Ich bin mir nicht Sicher ob ich hier im richtigen Forenteil bin, wenn nicht, dann könnt ihr mich gerne verschieben.
Leider konnte ich hier mit der Forumssuche, noch nicht die passende Antwort auf meine Frage finden, auch das Online-Mietrecht und weitere Seiten konnten mir nicht wirklich helfen, deshalb nun hier kurz zu meinem Problem.
Wir wohnen seit über 20 Jahren schon zur Miete in einem MFH Baujahr 52, welches vom VM nur notdürftig instand gehalten wird. Reparaturen werden wenn überhaupt nur sehr ungern und auf den für ihn "billigsten" Weg erledigt, jedoch nicht ohne vorhergehende wochenlanger Verhandlungen seinerseits mit den Handwerkern um dann doch die Lösung zu nehmen welche meist die schlechteste für den Mieter ist ![]()
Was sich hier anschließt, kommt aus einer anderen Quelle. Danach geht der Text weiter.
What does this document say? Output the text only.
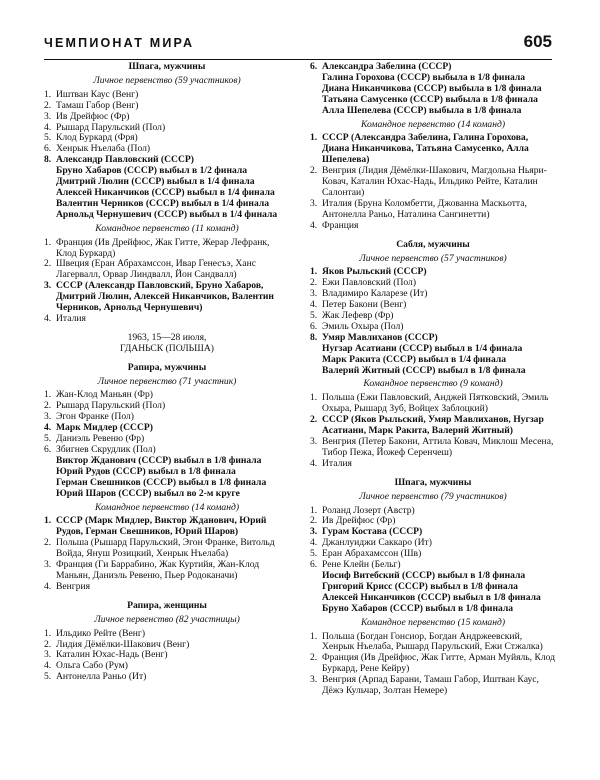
ЧЕМПИОНАТ МИРА	605
Шпага, мужчины
Личное первенство (59 участников)
1. Иштван Каус (Венг)
2. Тамаш Габор (Венг)
3. Ив Дрейфюс (Фр)
4. Рышард Парульский (Пол)
5. Клод Буркард (Фря)
6. Хенрык Нъелаба (Пол)
8. Александр Павловский (СССР)
Бруно Хабаров (СССР) выбыл в 1/2 финала
Дмитрий Люлин (СССР) выбыл в 1/4 финала
Алексей Никанчиков (СССР) выбыл в 1/4 финала
Валентин Черников (СССР) выбыл в 1/4 финала
Арнольд Чернушевич (СССР) выбыл в 1/4 финала
Командное первенство (11 команд)
1. Франция (Ив Дрейфюс, Жак Гитте, Жерар Лефранк, Клод Буркард)
2. Швеция (Еран Абрахамссон, Ивар Генесъэ, Ханс Лагервалл, Орвар Линдвалл, Йон Сандвалл)
3. СССР (Александр Павловский, Бруно Хабаров, Дмитрий Люлин, Алексей Никанчиков, Валентин Черников, Арнольд Чернушевич)
4. Италия
1963, 15—28 июля,
ГДАНЬСК (ПОЛЬША)
Рапира, мужчины
Личное первенство (71 участник)
1. Жан-Клод Маньян (Фр)
2. Рышард Парульский (Пол)
3. Эгон Франке (Пол)
4. Марк Мидлер (СССР)
5. Даниэль Ревеню (Фр)
6. Збигнев Скрудлик (Пол)
Виктор Жданович (СССР) выбыл в 1/8 финала
Юрий Рудов (СССР) выбыл в 1/8 финала
Герман Свешников (СССР) выбыл в 1/8 финала
Юрий Шаров (СССР) выбыл во 2-м круге
Командное первенство (14 команд)
1. СССР (Марк Мидлер, Виктор Жданович, Юрий Рудов, Герман Свешников, Юрий Шаров)
2. Польша (Рышард Парульский, Эгон Франке, Витольд Войда, Януш Розицкий, Хенрык Нъелаба)
3. Франция (Ги Баррабино, Жак Куртийя, Жан-Клод Маньян, Даниэль Ревеню, Пьер Родоканачи)
4. Венгрия
Рапира, женщины
Личное первенство (82 участницы)
1. Ильдико Рейте (Венг)
2. Лидия Дёмёлки-Шакович (Венг)
3. Каталин Юхас-Надь (Венг)
4. Ольга Сабо (Рум)
5. Антонелла Раньо (Ит)
6. Александра Забелина (СССР)
Галина Горохова (СССР) выбыла в 1/8 финала
Диана Никанчикова (СССР) выбыла в 1/8 финала
Татьяна Самусенко (СССР) выбыла в 1/8 финала
Алла Шепелева (СССР) выбыла в 1/8 финала
Командное первенство (14 команд)
1. СССР (Александра Забелина, Галина Горохова, Диана Никанчикова, Татьяна Самусенко, Алла Шепелева)
2. Венгрия (Лидия Дёмёлки-Шакович, Магдольна Ньяри-Ковач, Каталин Юхас-Надь, Ильдико Рейте, Каталин Салонтаи)
3. Италия (Бруна Коломбетти, Джованна Маскьотта, Антонелла Раньо, Наталина Сангинетти)
4. Франция
Сабля, мужчины
Личное первенство (57 участников)
1. Яков Рыльский (СССР)
2. Ежи Павловский (Пол)
3. Владимиро Каларезе (Ит)
4. Петер Бакони (Венг)
5. Жак Лефевр (Фр)
6. Эмиль Охыра (Пол)
8. Умяр Мавлиханов (СССР)
Нугзар Асатиани (СССР) выбыл в 1/4 финала
Марк Ракита (СССР) выбыл в 1/4 финала
Валерий Житный (СССР) выбыл в 1/8 финала
Командное первенство (9 команд)
1. Польша (Ежи Павловский, Анджей Пятковский, Эмиль Охыра, Рышард Зуб, Войцех Заблоцкий)
2. СССР (Яков Рыльский, Умяр Мавлиханов, Нугзар Асатиани, Марк Ракита, Валерий Житный)
3. Венгрия (Петер Бакони, Аттила Ковач, Миклош Месена, Тибор Пежа, Йожеф Серенчеш)
4. Италия
Шпага, мужчины
Личное первенство (79 участников)
1. Роланд Лозерт (Австр)
2. Ив Дрейфюс (Фр)
3. Гурам Костава (СССР)
4. Джанлуиджи Саккаро (Ит)
5. Еран Абрахамссон (Шв)
6. Рене Клейн (Бельг)
Иосиф Витебский (СССР) выбыл в 1/8 финала
Григорий Крисс (СССР) выбыл в 1/8 финала
Алексей Никанчиков (СССР) выбыл в 1/8 финала
Бруно Хабаров (СССР) выбыл в 1/8 финала
Командное первенство (15 команд)
1. Польша (Богдан Гонсиор, Богдан Андржеевский, Хенрык Нъелаба, Рышард Парульский, Ежи Стжалка)
2. Франция (Ив Дрейфюс, Жак Гитте, Арман Муйяль, Клод Буркард, Рене Кейру)
3. Венгрия (Арпад Барани, Тамаш Габор, Иштван Каус, Дёжэ Кульчар, Золтан Немере)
Nachdem wir nun jahrelang diese Vorgehensweise geduldet haben, sind wir nun nicht mehr bereit "klein" bei zugeben. Nachdem uns hier vor zwei Jahren der elektr. Dusch-Bad Boiler um die Ohren geflogen ist, hat der VM 4 Wochen lang eine Renovierung (des Bades) und Erneuerung des Boilers verhindert, weil er erst mehrere Angebote einholen musste. Wir haben das hingenommen und letztendlich die Badrenovierung (außer dem Boiler) vollständig selbst übernommen, selbstverständlich war die Boiler-Lösung nicht die die der Fachmann vorgeschlagen und befürwortet hat, sondern wie Immer, die BILLIGSTE Anschaffungskosten für ihn, wir haben uns damit arrangiert.
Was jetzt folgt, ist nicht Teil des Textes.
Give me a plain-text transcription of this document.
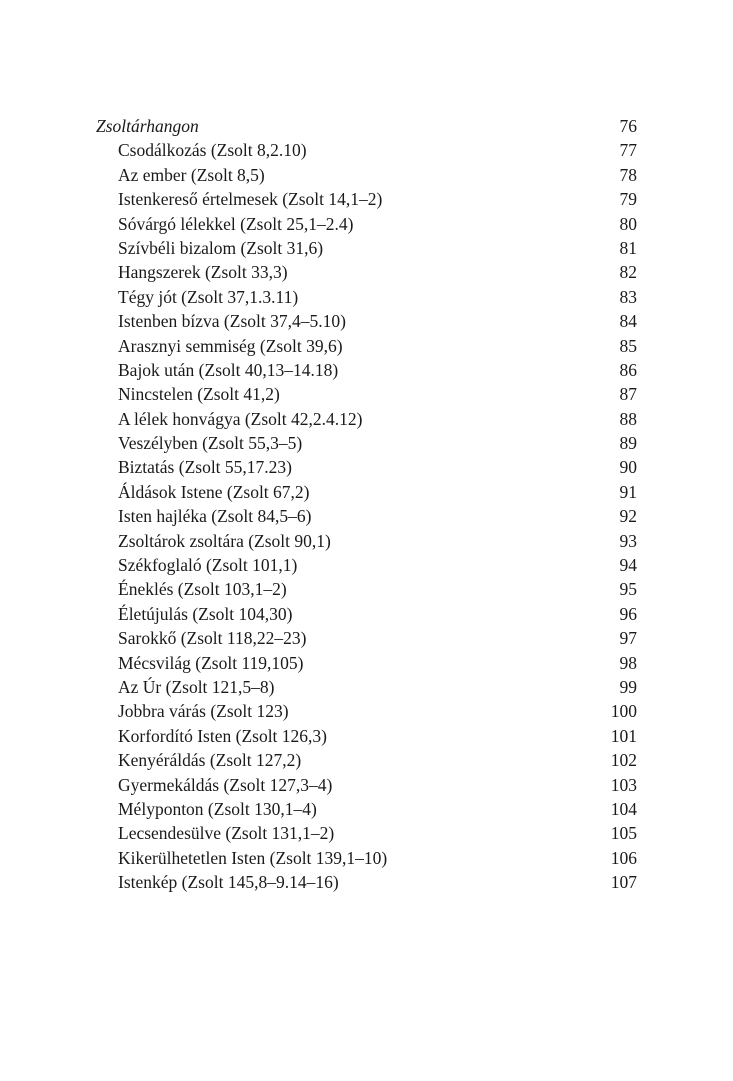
Zsoltárhangon	76
Csodálkozás (Zsolt 8,2.10)	77
Az ember (Zsolt 8,5)	78
Istenkereső értelmesek (Zsolt 14,1–2)	79
Sóvárgó lélekkel (Zsolt 25,1–2.4)	80
Szívbéli bizalom (Zsolt 31,6)	81
Hangszerek (Zsolt 33,3)	82
Tégy jót (Zsolt 37,1.3.11)	83
Istenben bízva (Zsolt 37,4–5.10)	84
Arasznyi semmiség (Zsolt 39,6)	85
Bajok után (Zsolt 40,13–14.18)	86
Nincstelen (Zsolt 41,2)	87
A lélek honvágya (Zsolt 42,2.4.12)	88
Veszélyben (Zsolt 55,3–5)	89
Biztatás (Zsolt 55,17.23)	90
Áldások Istene (Zsolt 67,2)	91
Isten hajléka (Zsolt 84,5–6)	92
Zsoltárok zsoltára (Zsolt 90,1)	93
Székfoglaló (Zsolt 101,1)	94
Éneklés (Zsolt 103,1–2)	95
Életújulás (Zsolt 104,30)	96
Sarokkő (Zsolt 118,22–23)	97
Mécsvilág (Zsolt 119,105)	98
Az Úr (Zsolt 121,5–8)	99
Jobbra várás (Zsolt 123)	100
Korfordító Isten (Zsolt 126,3)	101
Kenyéráldás (Zsolt 127,2)	102
Gyermekáldás (Zsolt 127,3–4)	103
Mélyponton (Zsolt 130,1–4)	104
Lecsendesülve (Zsolt 131,1–2)	105
Kikerülhetetlen Isten (Zsolt 139,1–10)	106
Istenkép (Zsolt 145,8–9.14–16)	107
Jetzt allerdings ist in unserer zweiten Wohnung hier im Haus, der elektr. Duschboiler (30 ltr.) defekt, er tropft irgendwo und er muss um ausreichend Heißwasser zum Duschen zur Verfügung zu haben, auf höchste Stufe aufgeheizt werden, mal ganz abgesehen von den hohen Stromkosten, besteht dadurch ständige Verbrühungsgefahr. Wenn irgendwo im Haus eine Wasserspülung betätigt wird, liefert dieser Boiler ausschließlich „Heißwasser“ welches laut Flaschner auch unzulässig ist. Nach dem sich unser Sohn in den letzten Wochen mehrfach beim Duschen übel verbrüht hat, drängen wir nun auf eine gefahrlose Lösung des Problems und nun stellt sich wie immer unser VM quer ![]()
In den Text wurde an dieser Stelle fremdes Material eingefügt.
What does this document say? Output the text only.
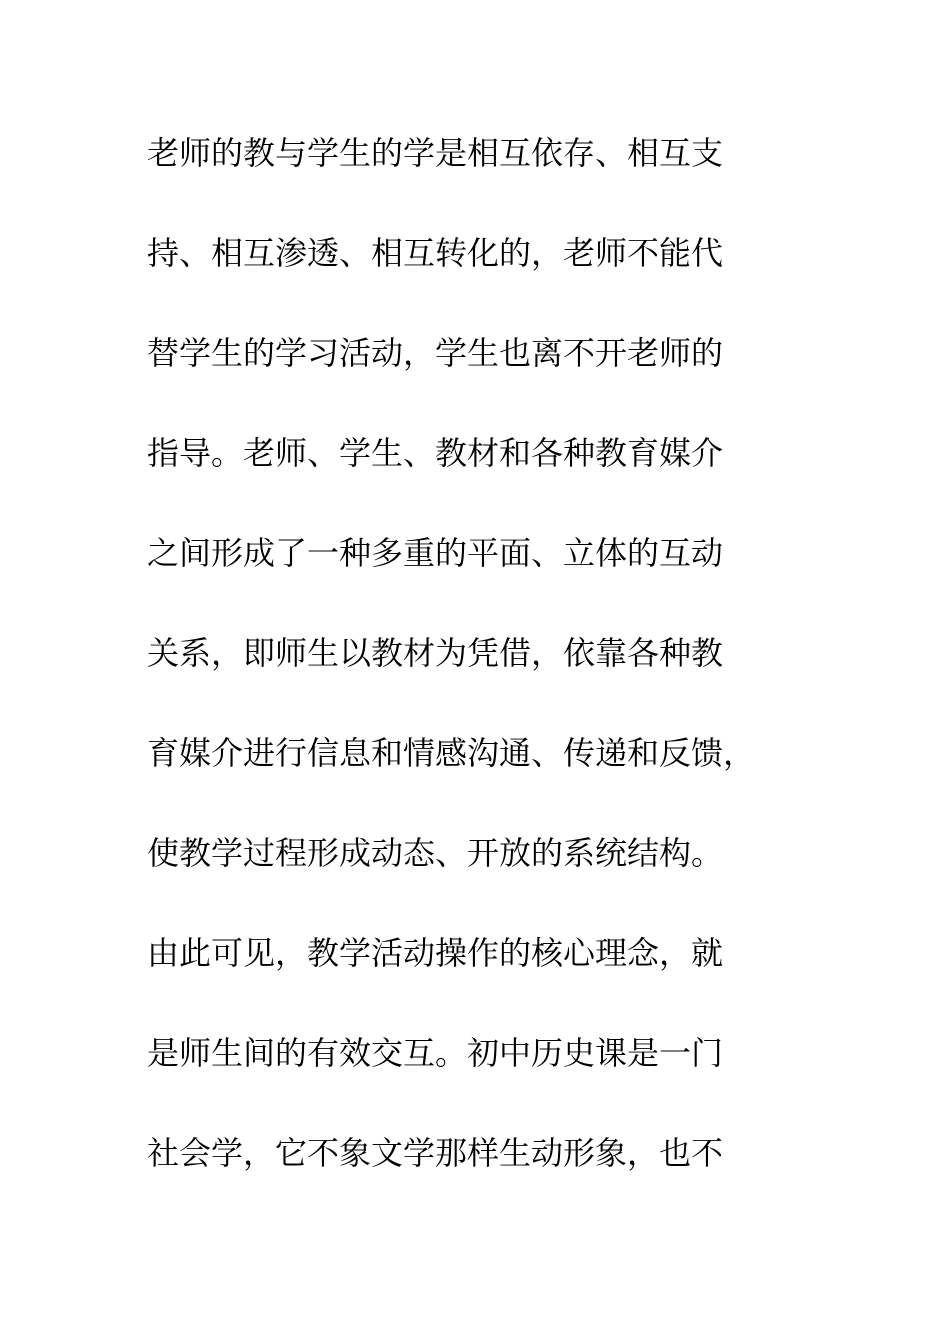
老师的教与学生的学是相互依存、相互支
持、相互渗透、相互转化的，老师不能代
替学生的学习活动，学生也离不开老师的
指导。老师、学生、教材和各种教育媒介
之间形成了一种多重的平面、立体的互动
关系，即师生以教材为凭借，依靠各种教
育媒介进行信息和情感沟通、传递和反馈，
使教学过程形成动态、开放的系统结构。
由此可见，教学活动操作的核心理念，就
是师生间的有效交互。初中历史课是一门
社会学，它不象文学那样生动形象，也不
Laut Fachmann könnte mit einer zusätzlichen Stromleitung, welche problemlos vom Zähler gelegt werden könnte, mit Anbringung eines elktr. Durchlauferhitzers, das Problem dauerhaft beseitigt werden, da diese Lösung allerdings wohl etwas teurer erscheint als NUR ein neuer 30 ltr. Boiler, will unser VM nun dafür ein erneutes Angebot vom Fachmann haben, deshalb wende ich mich nun hiermit hilfesuchend an euch.
Was kann ich unternehmen damit der VM der „sicheren“ Lösung zustimmt und nicht wieder der billigsten? Der Flaschner hat wohl auch in seinem schriftlichen Angebot ausdrücklich darauf hingewiesen, dass durch bloße Erneuerung des Boilers weitere Verbrühungen NICHT ausgeschlossen sind. Muss ich die schlechteste Lösung in Kauf nehmen oder gibt es Möglichkeiten mich dagegen zu wehren, evtl. mit Mietminderung, oder gibt es irgend welche Gesetze die die wissentliche „schlechteste Lösung“ außen vor stellt?